Maximizing uptime can also be viewed as minimizing downtime; so let’s begin by looking at different types of downtime. Unplanned downtime is what most companies focus their energy on reducing. Unplanned downtime is typically thought of as being caused by hurricanes, earthquakes, or extended power outages at the macro level. At the micro level, server or operating system failure or human error are much more common occurrences. Planned downtime is incurred every time an OS patch is installed, a hardware component is upgraded, or a system is migrated. Typically, these types of planned downtime occur during an approved ‘Maintenance Window’ to minimize any potential impact on business operations.

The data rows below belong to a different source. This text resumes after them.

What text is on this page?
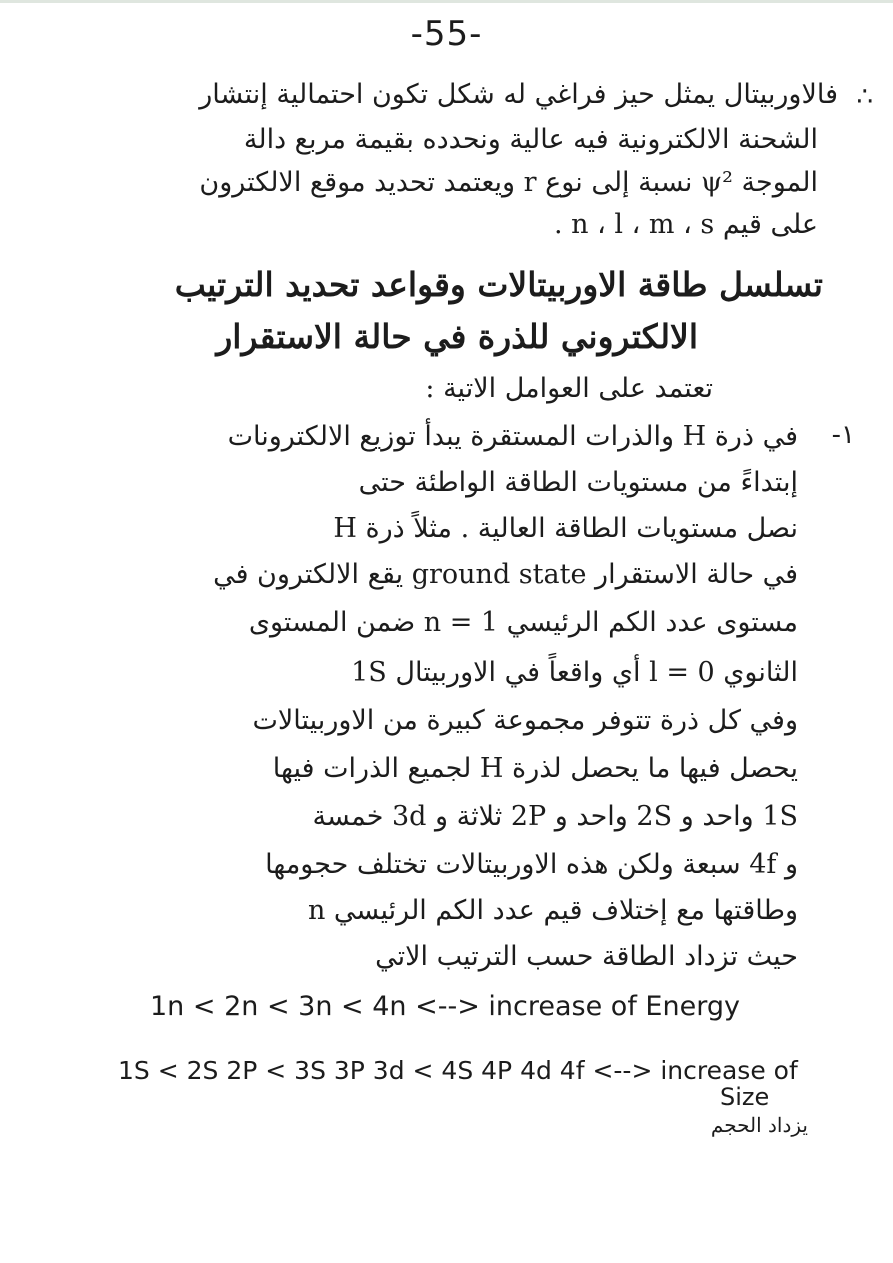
-55-
∴
فالاوربيتال يمثل حيز فراغي له شكل تكون احتمالية إنتشار
الشحنة الالكترونية فيه عالية ونحدده بقيمة مربع دالة
الموجة ψ² نسبة إلى نوع r ويعتمد تحديد موقع الالكترون
على قيم n ، l ، m ، s .
تسلسل طاقة الاوربيتالات وقواعد تحديد الترتيب
الالكتروني للذرة في حالة الاستقرار
تعتمد على العوامل الاتية :
١-
في ذرة H والذرات المستقرة يبدأ توزيع الالكترونات
إبتداءً من مستويات الطاقة الواطئة حتى
نصل مستويات الطاقة العالية . مثلاً ذرة H
في حالة الاستقرار ground state يقع الالكترون في
مستوى عدد الكم الرئيسي n = 1 ضمن المستوى
الثانوي l = 0 أي واقعاً في الاوربيتال 1S
وفي كل ذرة تتوفر مجموعة كبيرة من الاوربيتالات
يحصل فيها ما يحصل لذرة H لجميع الذرات فيها
1S واحد و 2S واحد و 2P ثلاثة و 3d خمسة
و 4f سبعة ولكن هذه الاوربيتالات تختلف حجومها
وطاقتها مع إختلاف قيم عدد الكم الرئيسي n
حيث تزداد الطاقة حسب الترتيب الاتي
1n < 2n < 3n < 4n <--> increase of Energy
1S < 2S 2P < 3S 3P 3d < 4S 4P 4d 4f <--> increase of
Size
يزداد الحجم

Next, let’s look at protecting uptime from a higher level: Disaster Recovery vs. Business Continuity. Many times, these two terms are used, incorrectly, interchangeably. Disaster recovery refers to the ability to revert back to normal operations (the same level of performance as existed prior to the disaster) after a disaster has been declared. Business continuity is the ability to maintain business operations (usually at a reduced level of service) throughout and in the direct aftermath of a disaster. Typically, business continuity involves the failover of services to a contingency location, while disaster recovery is failing back to the primary datacenter. In the ‘real world’, these two concepts can be as simple as using cell phones and a notebook after a disaster and restoring data from tapes once power is restored to multiple collocation datacenters.
Consequently, let’s review the means of protecting uptime: High availability (HA). HA is any method that ensures a certain component or service remains operational for an extended period of time. HA should really be thought of as accessibility within the same office and within one system as depicted below. You can achieve this through replication, clustering, redundant components, etc.

Finally, keep in mind that uptime can also be architected into your site by leveraging virtualization and replication to maintain a standby location should your primary site go offline as shown below.

There are many different ways to achieve uptime, most within a reasonable budget, but it all boils down to understanding the cost of downtime to your business (for example, $5,000 per hour) and determining the likelihood of a downtime event (the probability of a disaster and server failure or human error). Once this is estimated, the justification for an investment in uptime becomes clear.